How to Strip Wallpaper (The Proper Way) — UK DIY Guide
Step-by-step guide to stripping wallpaper with a steamer: vinyl, painted, multi-layered and the stubborn 1970s stuff. Works for single rooms and full decorating projects.
Stripping wallpaper by hand with warm water and a scraper works on plain paper from the last few years. For anything older, vinyl, textured, or painted over, you need a wallpaper steamer — it will save you half a day of frustrated scraping.
Tools you actually need
- A wallpaper steamer (electric, ~5-minute warm-up) — rent for £12–£20/day
- A perforation tool (a.k.a. "scoring wheel") — £5 from any DIY shop
- A broad scraper (100mm minimum) — not a plasterer's trowel, not a Stanley knife
- Dust sheets and masking tape for skirting boards
- A bucket for the soaked paper
- Nitrile gloves (optional, but the glue is surprisingly sticky)
Step-by-step
- Move furniture to the middle of the room and cover with a dust sheet. Tape plastic over sockets and switches — water in a live socket trips the circuit.
- Score the wallpaper with the perforation tool, covering the whole wall in a criss-cross pattern. Firm pressure, not hard — you want to cut through the vinyl top layer, not gouge the plaster.

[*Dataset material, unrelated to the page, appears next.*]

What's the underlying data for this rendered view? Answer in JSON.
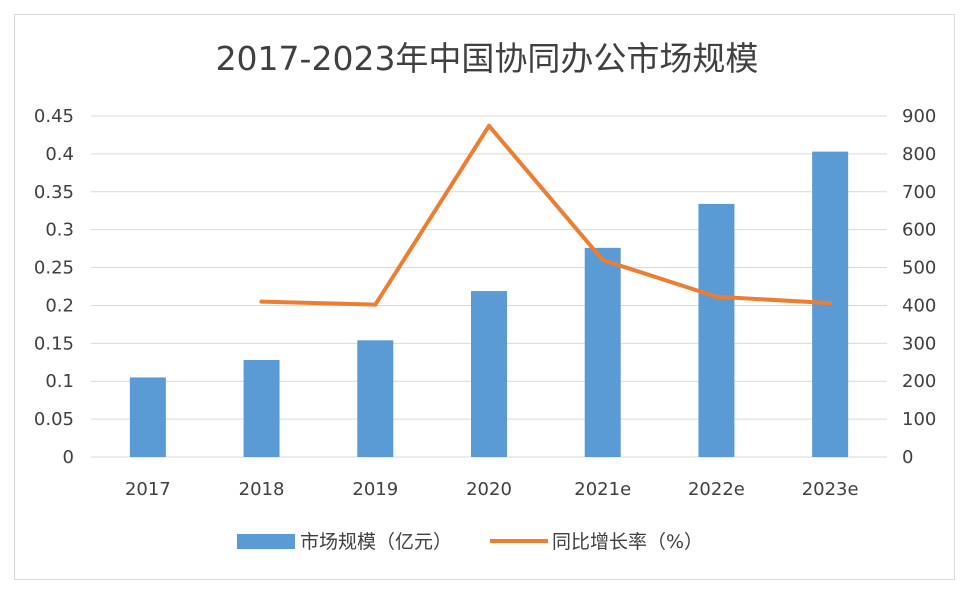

- Fill the steamer to the line, switch on. It takes 3–5 minutes to reach steam.
- Work top-down. Hold the steam plate against a 30cm × 30cm patch for about 20 seconds. Move the plate to the adjacent patch, and immediately scrape the patch you just steamed. The paper should lift in strips.
- Drop the stripped paper straight into the bucket. Do not let it pile on the floor — it sticks.

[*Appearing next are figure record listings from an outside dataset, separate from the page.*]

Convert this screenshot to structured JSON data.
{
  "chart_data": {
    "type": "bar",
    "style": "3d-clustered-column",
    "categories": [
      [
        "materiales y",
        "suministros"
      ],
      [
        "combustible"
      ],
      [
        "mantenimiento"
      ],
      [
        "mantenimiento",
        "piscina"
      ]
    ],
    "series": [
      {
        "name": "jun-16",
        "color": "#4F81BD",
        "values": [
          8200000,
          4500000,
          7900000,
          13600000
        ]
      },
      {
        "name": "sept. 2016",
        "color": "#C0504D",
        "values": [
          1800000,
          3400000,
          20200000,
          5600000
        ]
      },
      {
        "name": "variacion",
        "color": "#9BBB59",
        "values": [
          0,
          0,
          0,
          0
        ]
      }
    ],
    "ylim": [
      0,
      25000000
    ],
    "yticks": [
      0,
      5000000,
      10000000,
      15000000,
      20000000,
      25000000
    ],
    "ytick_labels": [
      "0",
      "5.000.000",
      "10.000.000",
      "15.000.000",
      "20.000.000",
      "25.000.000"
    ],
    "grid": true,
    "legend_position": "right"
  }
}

- When you finish a wall, wipe it down with a sponge and warm water to remove residual glue. This matters: new paper or paint applied over old glue peels in a month.
Common mistakes
- Skipping the score. Steam needs a path through vinyl or painted wallpaper. No score = no progress.

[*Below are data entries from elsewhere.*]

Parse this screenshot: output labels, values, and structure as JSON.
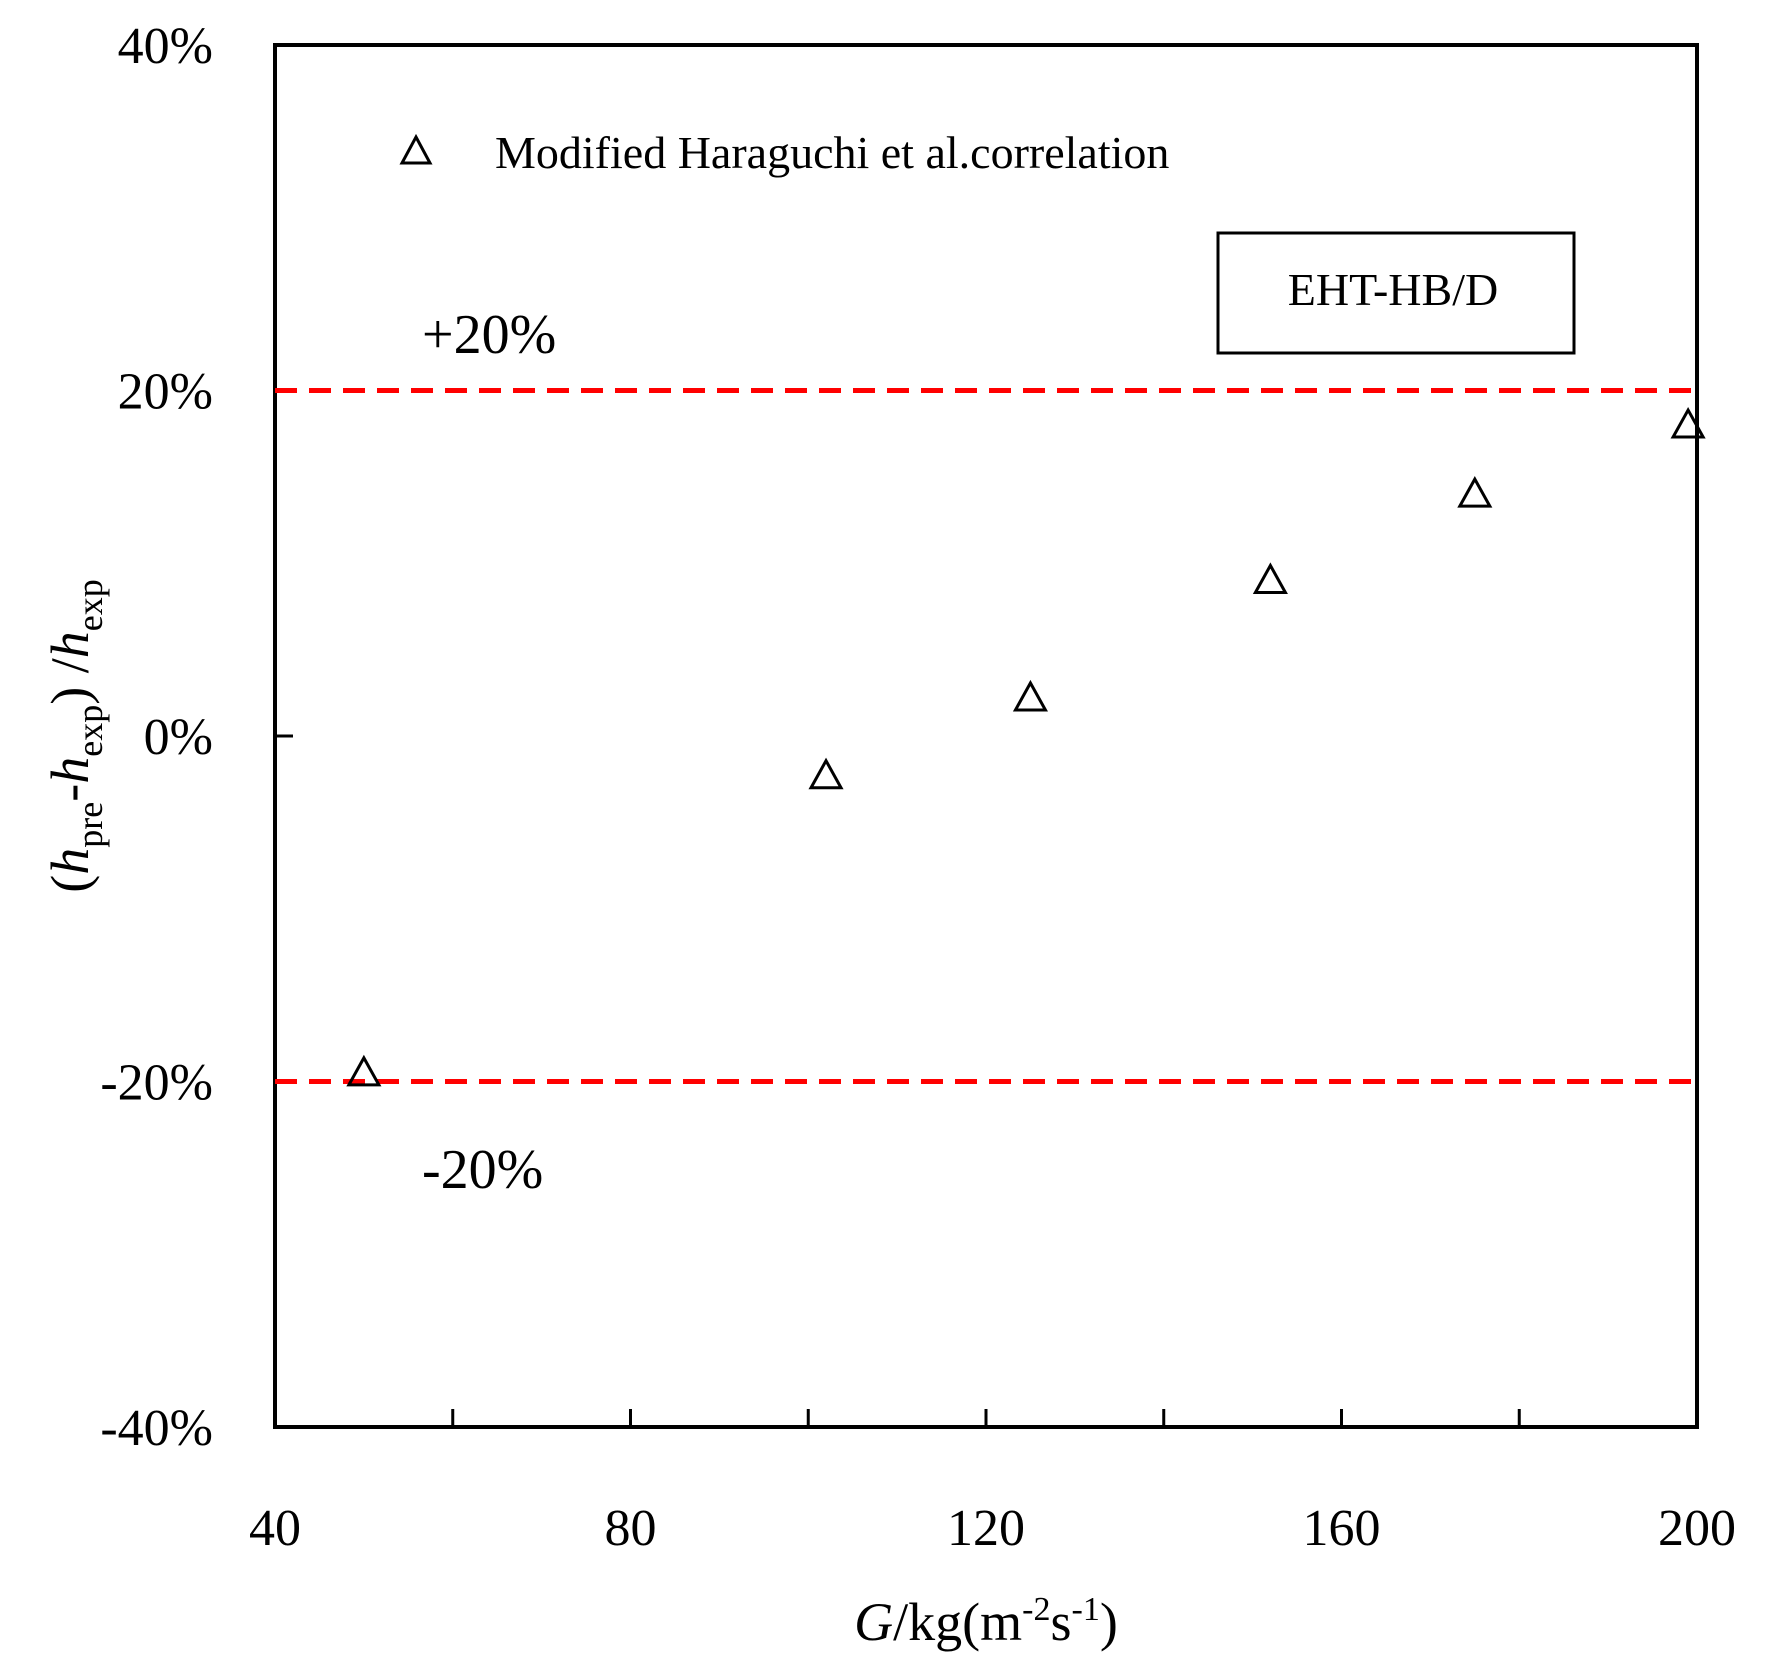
{
  "chart_data": {
    "type": "scatter",
    "title": "",
    "xlabel": {
      "italic": "G",
      "rest": "/kg(m",
      "sup1": "-2",
      "mid": "s",
      "sup2": "-1",
      "end": ")"
    },
    "ylabel": {
      "open": "(",
      "h1": "h",
      "sub1": "pre",
      "dash": "-",
      "h2": "h",
      "sub2": "exp",
      "close": ") /",
      "h3": "h",
      "sub3": "exp"
    },
    "xlim": [
      40,
      200
    ],
    "ylim": [
      -40,
      40
    ],
    "x_ticks": [
      40,
      80,
      120,
      160,
      200
    ],
    "x_tick_labels": [
      "40",
      "80",
      "120",
      "160",
      "200"
    ],
    "y_ticks": [
      -40,
      -20,
      0,
      20,
      40
    ],
    "y_tick_labels": [
      "-40%",
      "-20%",
      "0%",
      "20%",
      "40%"
    ],
    "grid": false,
    "series": [
      {
        "name": "Modified Haraguchi et al.correlation",
        "marker": "open-triangle",
        "color": "#000000",
        "x": [
          50,
          102,
          125,
          152,
          175,
          199
        ],
        "y": [
          -19.5,
          -2.3,
          2.2,
          9.0,
          14.0,
          18.0
        ]
      }
    ],
    "reference_lines": [
      {
        "y": 20,
        "label": "+20%",
        "color": "#ff0000",
        "style": "dashed"
      },
      {
        "y": -20,
        "label": "-20%",
        "color": "#ff0000",
        "style": "dashed"
      }
    ],
    "annotation_box": "EHT-HB/D",
    "legend_position": "top-left"
  }
}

- Holding the steamer plate too long (60s+) on one spot. That soaks the plaster backing and you end up re-skimming. 20–30 seconds is plenty.
- Using a sharp scraper (Stanley knife, chisel). It gouges plaster. A broad, flexible scraper does the job without damage.
- Not wiping glue residue. New paint over old paste = visible lines under finish coat within weeks.
How long does it take?
A 3×3m standard UK bedroom with single-layer paper: 1–2 hours. Vinyl or painted wallpaper: 3–4 hours. Multi-layered (three or more layers of paper stuck on top of each other — common in 1970s houses): a full day. Allow more if you find unexpected damp behind the paper.
Frequently asked questions
Do I really need a wallpaper steamer, or will hot water work?
For plain, non-vinyl paper from the last decade, warm soapy water + a scraper works. For vinyl, painted wallpaper, textured paper, or anything stuck to a plaster wall, a steamer is 5× faster and leaves plaster intact.
Will a wallpaper steamer damage my plaster?
Only if you hold the plate in one spot for 60+ seconds. Sound plaster handles a 20–30 second dwell without issue. If your plaster is already blown (hollow when tapped), steaming will reveal it — which is better found out now than after re-papering.
Can I strip wallpaper without a steamer?
Yes, using warm water + a scraper, or a proprietary wallpaper-stripping solution. It takes much longer for vinyl or painted wallpaper. Hiring a steamer for £12–£20 is usually worth the time saved.
Should I strip wallpaper before painting?
Yes. Painting over old wallpaper looks acceptable for about 4–6 weeks, then seams bubble, lift and fail. Strip first, wash the walls, let dry, then paint.